Торжественность, с которой еда была подана (нужно ли говорить, что поэт оставил себе на таком же роскошном блюде такую же мизерную порцию?), показалась мне в ту минуту совершенно естественной. Здесь не было ни позы, ни рисовки. Было ясно, что тяготение к пышности свойственно Гумилеву не только в поэзии и что внешняя сторона бытовых отношений для него важнейший ритуал.
Братски разделив со мной свою убогую трапезу, он столь же торжественно достал из секретера оттиск своей трагедии «Гондла» и стал читать ее вслух при свете затейливо-прекрасной и тоже старинной лампады.

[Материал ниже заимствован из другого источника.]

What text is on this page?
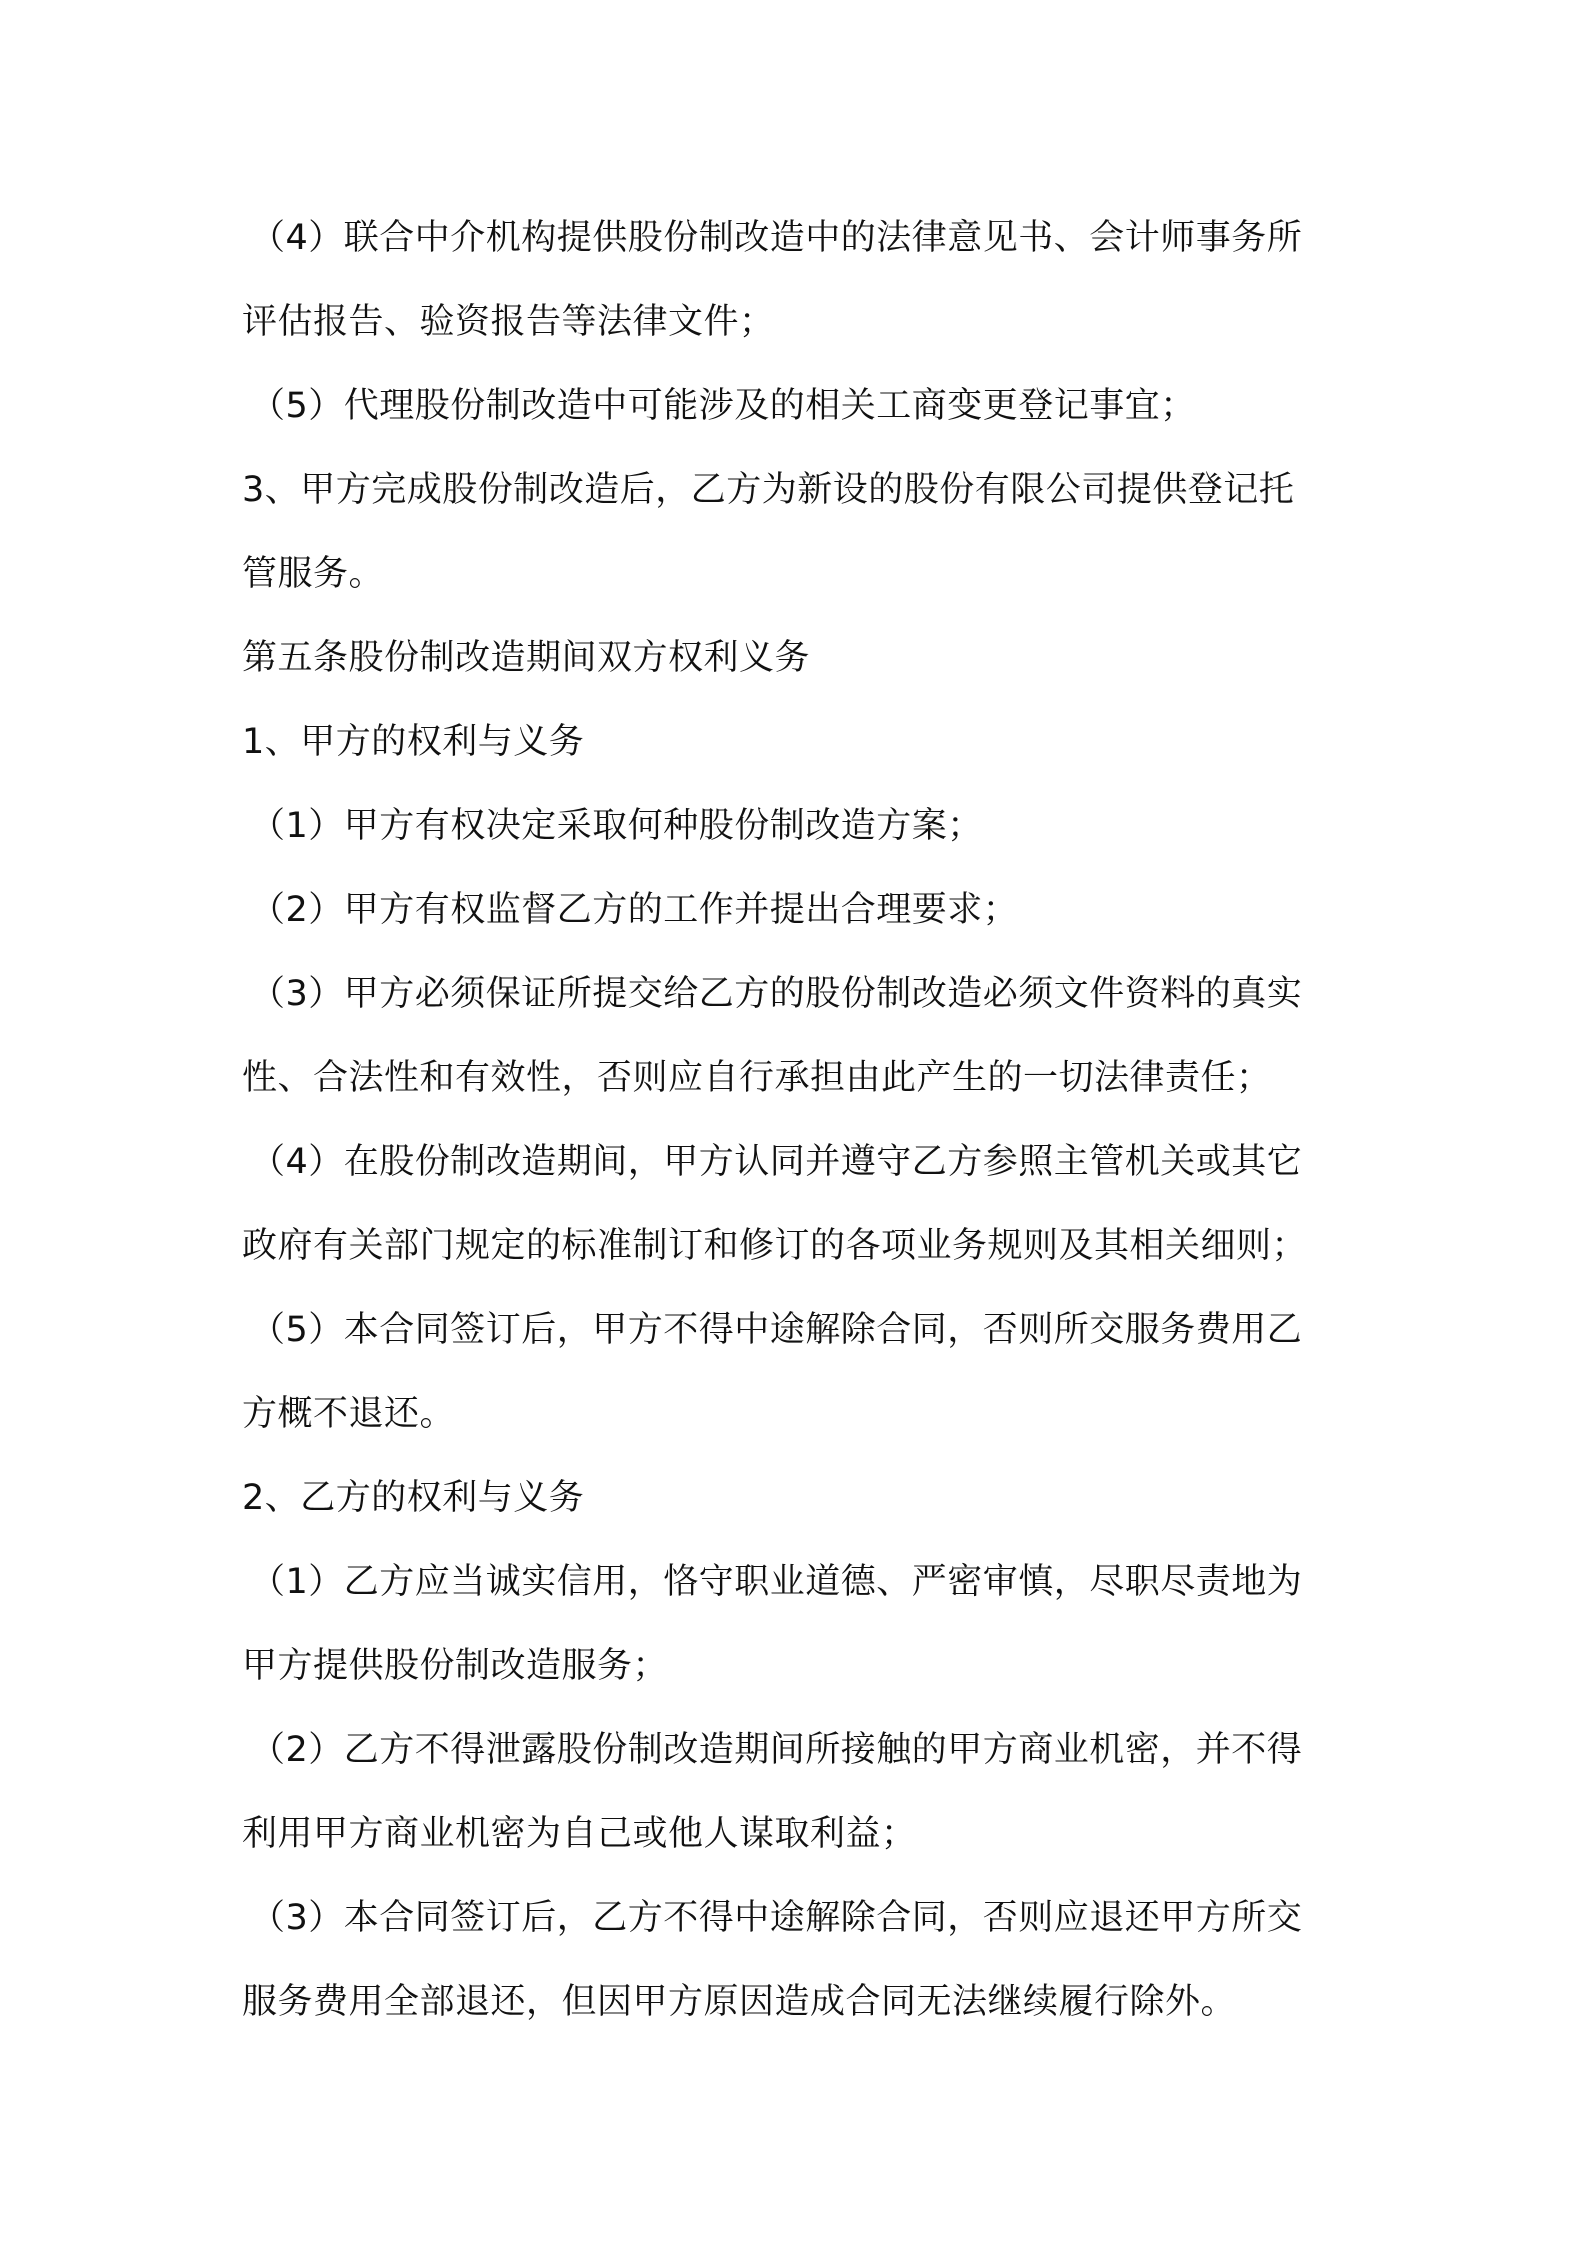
（4）联合中介机构提供股份制改造中的法律意见书、会计师事务所

评估报告、验资报告等法律文件；

（5）代理股份制改造中可能涉及的相关工商变更登记事宜；

3、甲方完成股份制改造后，乙方为新设的股份有限公司提供登记托

管服务。

第五条股份制改造期间双方权利义务

1、甲方的权利与义务

（1）甲方有权决定采取何种股份制改造方案；

（2）甲方有权监督乙方的工作并提出合理要求；

（3）甲方必须保证所提交给乙方的股份制改造必须文件资料的真实

性、合法性和有效性，否则应自行承担由此产生的一切法律责任；

（4）在股份制改造期间，甲方认同并遵守乙方参照主管机关或其它

政府有关部门规定的标准制订和修订的各项业务规则及其相关细则；

（5）本合同签订后，甲方不得中途解除合同，否则所交服务费用乙

方概不退还。

2、乙方的权利与义务

（1）乙方应当诚实信用，恪守职业道德、严密审慎，尽职尽责地为

甲方提供股份制改造服务；

（2）乙方不得泄露股份制改造期间所接触的甲方商业机密，并不得

利用甲方商业机密为自己或他人谋取利益；

（3）本合同签订后，乙方不得中途解除合同，否则应退还甲方所交

服务费用全部退还，但因甲方原因造成合同无法继续履行除外。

Но лампада потухла. Наступила тьма, и тут я стал свидетелем чуда: поэт и во тьме не перестал ни на миг читать свою трагедию, не только стихотворный текст, но и все ее прозаические ремарки, стоявшие в скобках, и тогда я уже не впервые увидел, какая у него необыкновенная память.
Впоследствии я убеждался в этом не раз. Зимою 1921 года он каждое воскресенье заходил за мной, и мы шли через весь город на Петроградскую сторону к нашей общей знакомой Варваре Васильевне Шайкевич, большой поклоннице его поэзии, и покуда мы шли по пустынному, промозглому, окоченевшему, тихому городу, он всю дорогу читал мне стихи Иннокентия Анненского и свои, новые, сочиненные только что, в последние дни. В ту зиму он создавал их во множестве, порою по нескольку в день. Было очевидно, что только теперь его дарование созрело вполне, оставив далеко позади все «Жемчуга» и «Колчаны».
Он помнил эти новые стихи наизусть, помнил даже черновые варианты – и читал эти варианты один за другим, словно они были у него перед глазами.
Я и теперь, когда читаю его «Лес», «Шестое чувство», «Заблудившийся трамвай», «Слово», «Память» в его сборнике «Огненный столп» – лучшие из всех, когда-либо написанных им, – вспоминаю глуховатый, немного простуженный и совершенно новый для меня голос поэта, каким никогда он не читал своих прежних стихов. В голосе этом уже не было пышной торжественности. Что-то молитвенно кроткое слышалось в той интонации, с которой в «Заблудившемся трамвае» он произносил имя «Машенька», такое русское, никак не вмещавшееся в прежнем его словаре, где полновластно царили такие имена, как Лай-Це, Андромеда, Маб, Семирамида, Лилит.